To be more precise, fix a probability space $(\Omega,\mathcal{F},\mathbb{P})$, and let $X:\Omega\to\mathbb{R}$ be an $L^1$ random variable. Suppose $\Sigma\subset\mathcal{F}$ is such that $\mathbb{E}[X\mid\Sigma]=0$, then is $X$ independent of $\Sigma$?
This is true in the trivial cases where $\Sigma=\{\emptyset,\Omega\}$ or $\mathcal{F}$.
Consider the example I gave here:
Flip a fair coin to determine the amount of your bet: if heads, you bet \$1, if tails you bet \$2. Then flip again: if heads, you win the amount of your bet, if tails, you lose it. (For example, if you flip heads and then tails, you lose \$1; if you flip tails and then heads you win \$2.) Let $X$ be the amount you bet, and let $Y$ be your net winnings (negative if you lost).

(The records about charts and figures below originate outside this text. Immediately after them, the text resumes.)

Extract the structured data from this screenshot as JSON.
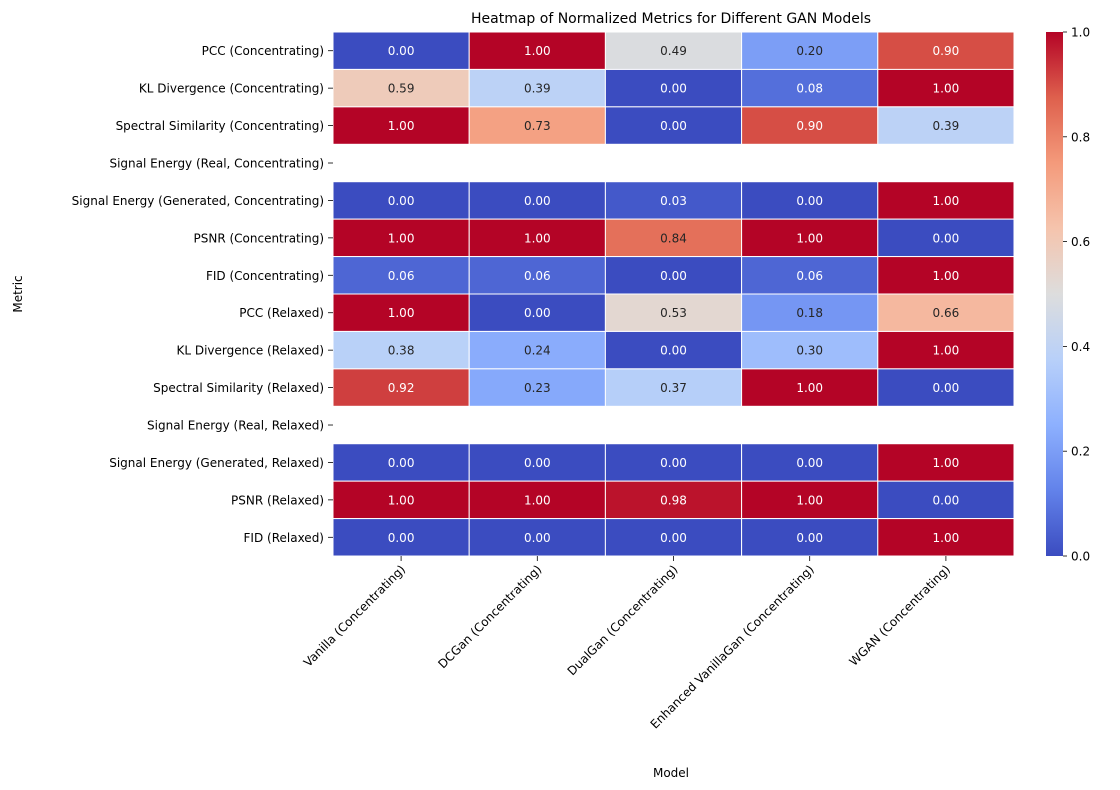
{
  "chart_data": {
    "type": "heatmap",
    "title": "Heatmap of Normalized Metrics for Different GAN Models",
    "xlabel": "Model",
    "ylabel": "Metric",
    "columns": [
      "Vanilla (Concentrating)",
      "DCGan (Concentrating)",
      "DualGan (Concentrating)",
      "Enhanced VanillaGan (Concentrating)",
      "WGAN (Concentrating)"
    ],
    "rows": [
      "PCC (Concentrating)",
      "KL Divergence (Concentrating)",
      "Spectral Similarity (Concentrating)",
      "Signal Energy (Real, Concentrating)",
      "Signal Energy (Generated, Concentrating)",
      "PSNR (Concentrating)",
      "FID (Concentrating)",
      "PCC (Relaxed)",
      "KL Divergence (Relaxed)",
      "Spectral Similarity (Relaxed)",
      "Signal Energy (Real, Relaxed)",
      "Signal Energy (Generated, Relaxed)",
      "PSNR (Relaxed)",
      "FID (Relaxed)"
    ],
    "values": [
      [
        0.0,
        1.0,
        0.49,
        0.2,
        0.9
      ],
      [
        0.59,
        0.39,
        0.0,
        0.08,
        1.0
      ],
      [
        1.0,
        0.73,
        0.0,
        0.9,
        0.39
      ],
      [
        null,
        null,
        null,
        null,
        null
      ],
      [
        0.0,
        0.0,
        0.03,
        0.0,
        1.0
      ],
      [
        1.0,
        1.0,
        0.84,
        1.0,
        0.0
      ],
      [
        0.06,
        0.06,
        0.0,
        0.06,
        1.0
      ],
      [
        1.0,
        0.0,
        0.53,
        0.18,
        0.66
      ],
      [
        0.38,
        0.24,
        0.0,
        0.3,
        1.0
      ],
      [
        0.92,
        0.23,
        0.37,
        1.0,
        0.0
      ],
      [
        null,
        null,
        null,
        null,
        null
      ],
      [
        0.0,
        0.0,
        0.0,
        0.0,
        1.0
      ],
      [
        1.0,
        1.0,
        0.98,
        1.0,
        0.0
      ],
      [
        0.0,
        0.0,
        0.0,
        0.0,
        1.0
      ]
    ],
    "value_format": "0.00",
    "colormap": "coolwarm",
    "colorbar": {
      "range": [
        0.0,
        1.0
      ],
      "ticks": [
        "0.0",
        "0.2",
        "0.4",
        "0.6",
        "0.8",
        "1.0"
      ]
    },
    "grid": false,
    "legend": "colorbar-right"
  }
}
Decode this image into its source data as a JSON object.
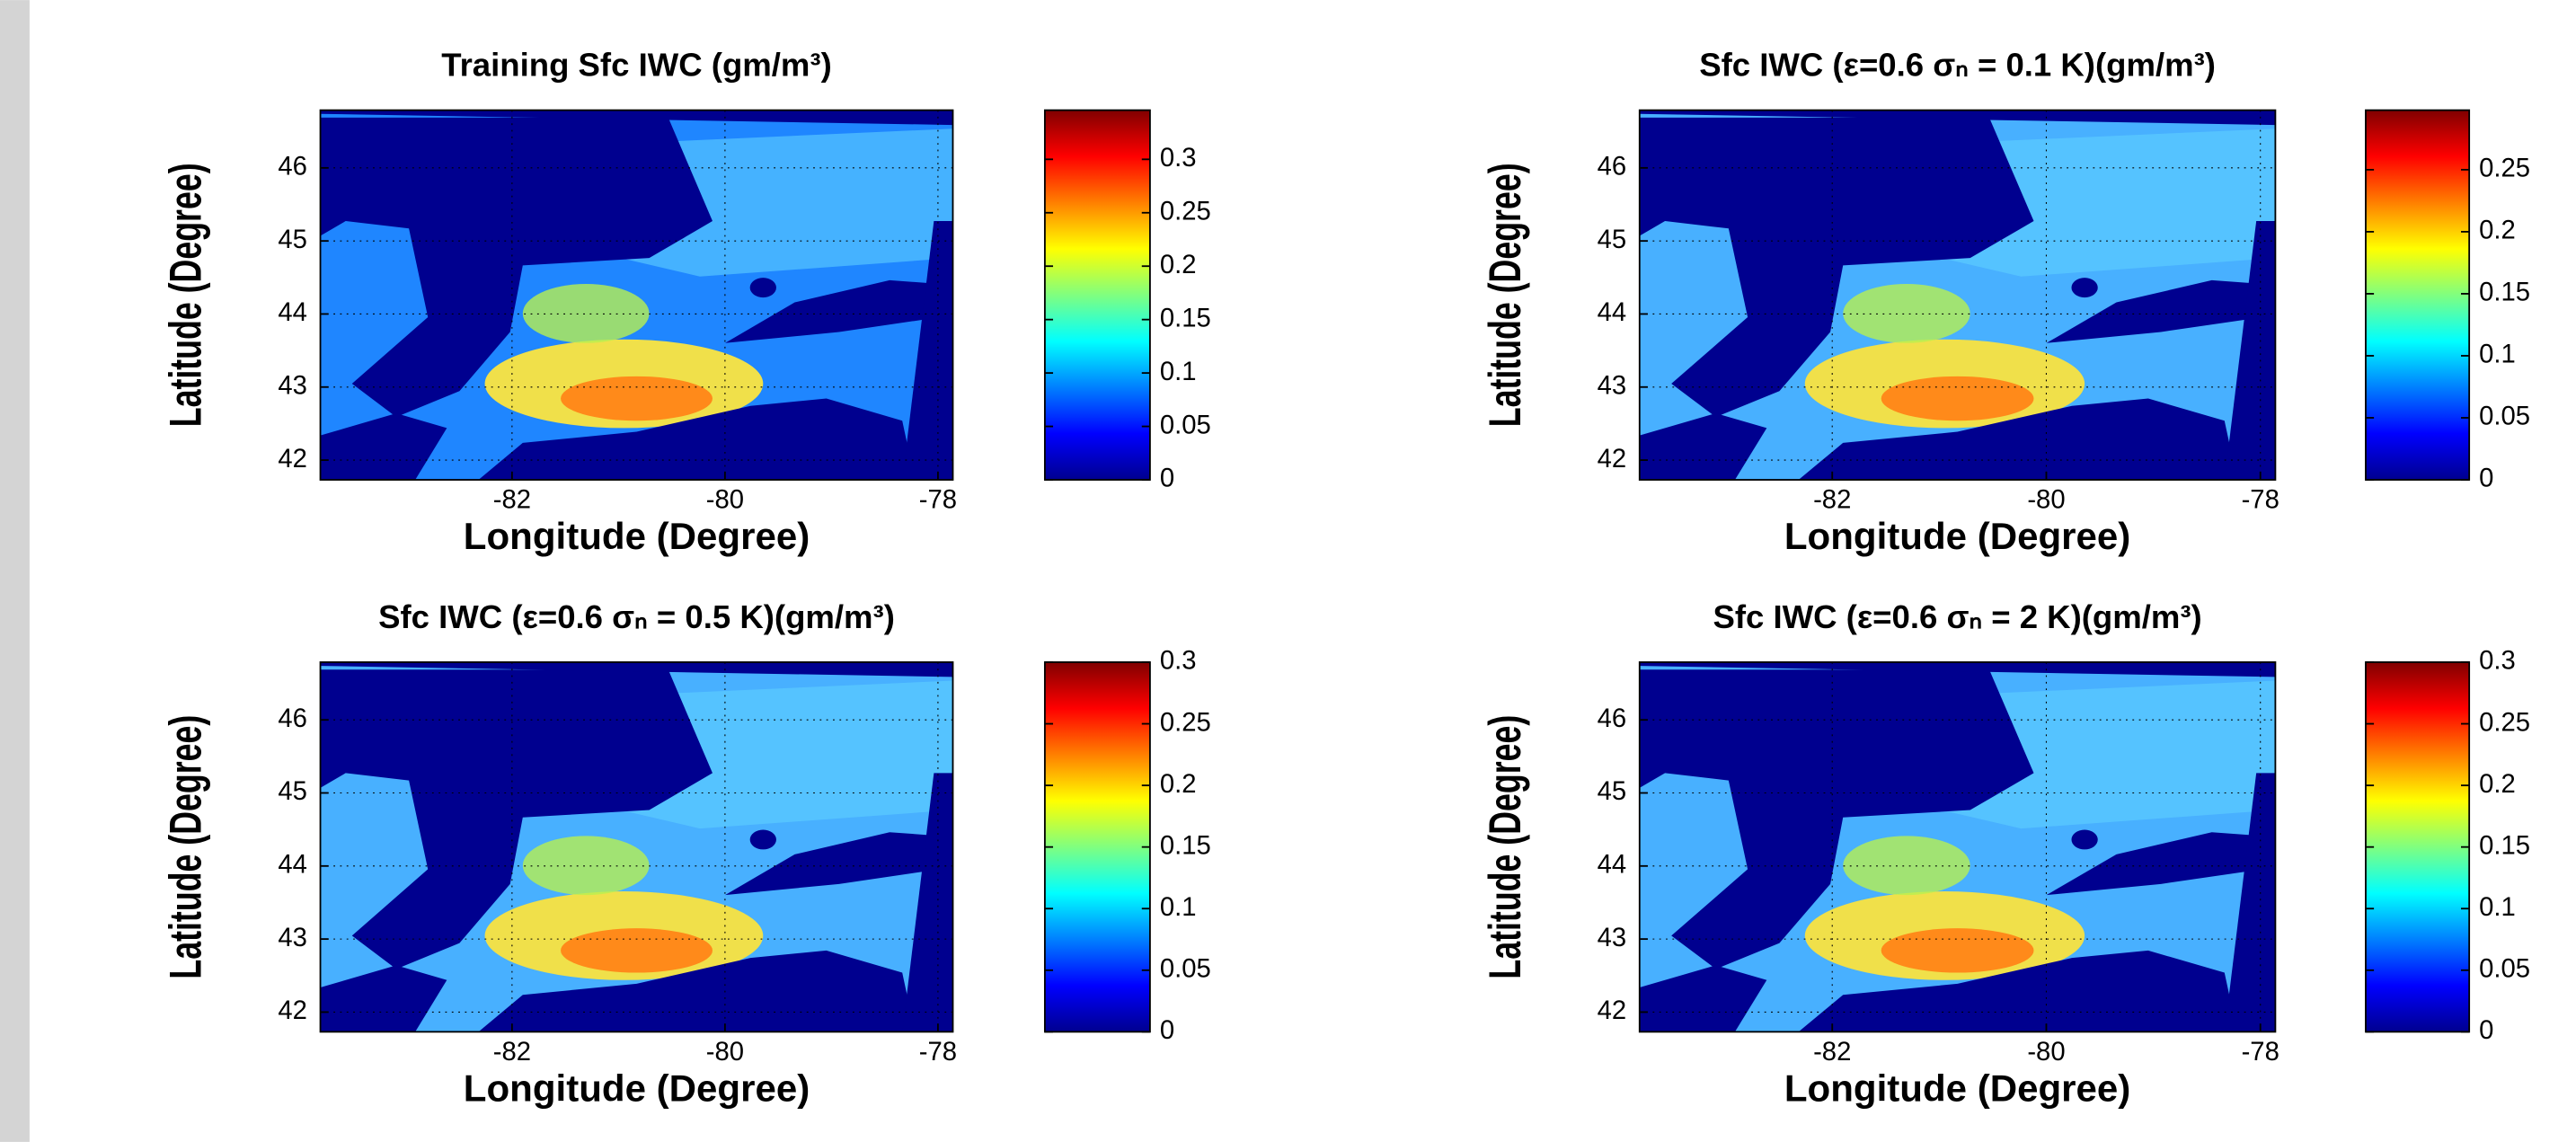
{
  "chart_data": [
    {
      "type": "heatmap",
      "title": "Training Sfc IWC (gm/m³)",
      "xlabel": "Longitude (Degree)",
      "ylabel": "Latitude (Degree)",
      "xlim": [
        -83.8,
        -77.86
      ],
      "xticks": [
        -82,
        -80,
        -78
      ],
      "ylim": [
        41.73,
        46.79
      ],
      "yticks": [
        42,
        43,
        44,
        45,
        46
      ],
      "colormap": "jet",
      "clim": [
        0,
        0.346
      ],
      "cticks": [
        0,
        0.05,
        0.1,
        0.15,
        0.2,
        0.25,
        0.3
      ],
      "grid": true
    },
    {
      "type": "heatmap",
      "title": "Sfc IWC (ε=0.6 σₙ = 0.1 K)(gm/m³)",
      "xlabel": "Longitude (Degree)",
      "ylabel": "Latitude (Degree)",
      "xlim": [
        -83.8,
        -77.86
      ],
      "xticks": [
        -82,
        -80,
        -78
      ],
      "ylim": [
        41.73,
        46.79
      ],
      "yticks": [
        42,
        43,
        44,
        45,
        46
      ],
      "colormap": "jet",
      "clim": [
        0,
        0.298
      ],
      "cticks": [
        0,
        0.05,
        0.1,
        0.15,
        0.2,
        0.25
      ],
      "grid": true
    },
    {
      "type": "heatmap",
      "title": "Sfc IWC (ε=0.6 σₙ = 0.5 K)(gm/m³)",
      "xlabel": "Longitude (Degree)",
      "ylabel": "Latitude (Degree)",
      "xlim": [
        -83.8,
        -77.86
      ],
      "xticks": [
        -82,
        -80,
        -78
      ],
      "ylim": [
        41.73,
        46.79
      ],
      "yticks": [
        42,
        43,
        44,
        45,
        46
      ],
      "colormap": "jet",
      "clim": [
        0,
        0.3
      ],
      "cticks": [
        0,
        0.05,
        0.1,
        0.15,
        0.2,
        0.25,
        0.3
      ],
      "grid": true
    },
    {
      "type": "heatmap",
      "title": "Sfc IWC (ε=0.6 σₙ = 2 K)(gm/m³)",
      "xlabel": "Longitude (Degree)",
      "ylabel": "Latitude (Degree)",
      "xlim": [
        -83.8,
        -77.86
      ],
      "xticks": [
        -82,
        -80,
        -78
      ],
      "ylim": [
        41.73,
        46.79
      ],
      "yticks": [
        42,
        43,
        44,
        45,
        46
      ],
      "colormap": "jet",
      "clim": [
        0,
        0.3
      ],
      "cticks": [
        0,
        0.05,
        0.1,
        0.15,
        0.2,
        0.25,
        0.3
      ],
      "grid": true
    }
  ]
}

Then $X,Y$ are not independent; for instance we have $P(X=2) = 1/2$, $P(Y=1)=1/4$, and $P(X=2, Y=1) = 0$. But taking $\Sigma = \sigma(X)$ we have $E[Y \mid \Sigma] = E[Y \mid X] = 0$. You can see that $P(Y=1 \mid X=1) = P(Y=-1 \mid X=1) = 1/2$, so $$E[Y \mid X=1] = 1 \cdot \frac{1}{2} + (-1) \cdot \frac{1}{2} = 0.$$ Likewise $E[Y \mid X=2] = 0$. The idea is that the value of $X$ does affect the possible values for $Y$, but no matter how the first flip came up, you are still making a (conditionally) fair bet.
This is similar in spirit to the example given by d.k.o. but perhaps a little more elementary.
Let $X\sim N(0,1)$ and $Y\ge 1$ a.s. is any r.v. independent of $X$. Then $$ \mathsf{E}[(X/Y)\mid \sigma(Y)]=0=\mathsf{E}[X/Y] \quad\text{a.s.} $$ but $(X/Y)$ is not independent of $\sigma(Y)$.